Он окунулся в Геркину, реку, что текла неподалёку, потом поднялся к роднику, который изливался небольшим ручьём в долину, по совету жреца, выпил из него воды. Когда он начал спуск, солнце уже закатилось, и вечер сковывал мир вокруг. Николай согласился остаться на ночь у пещеры, не смотря на своё отношение к происходящему. Клеарх не обращал больше внимания ни на что, весь поглощённый одним желанием проникнуть во тьму.

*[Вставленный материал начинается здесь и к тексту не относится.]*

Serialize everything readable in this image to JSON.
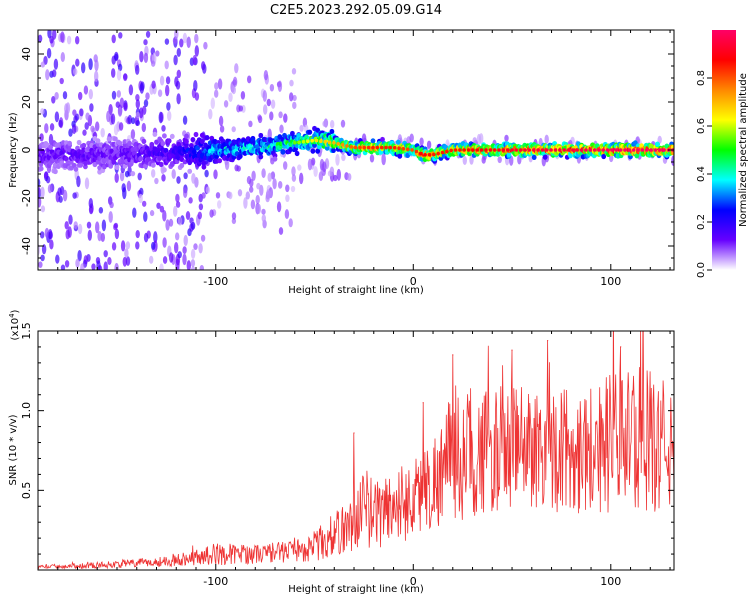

Перед входом в скалу была словно выложенная камнем чаша футов в десять глубиной, куда он легко сел. Сам лаз, находившийся на дне этой чаши, оказался узок, человек едва мог протиснуться в него, в темноте разглядеть что-нибудь внизу было невозможно. Юноша опустил туда ноги, как советовал старик, потом и весь соскользнул, он пролетел по узкому коридору и упал на мягкий песок. Внутренний зал не был особенно велик, всего шагов пятнадцать в диаметре, внешнего света не было, однако пещера светилась каким-то внутренним светом, тусклым и мертвенным. Клеарх знал, что надо делать, он расстелил взятый плащ и лёг на него. Старик сказал, что ночью во сне ему явится всё, чего он жаждет, поэтому оставалось лишь ждать. В этой оглушающей тишине он не чувствовал тревоги, очень быстро уснув.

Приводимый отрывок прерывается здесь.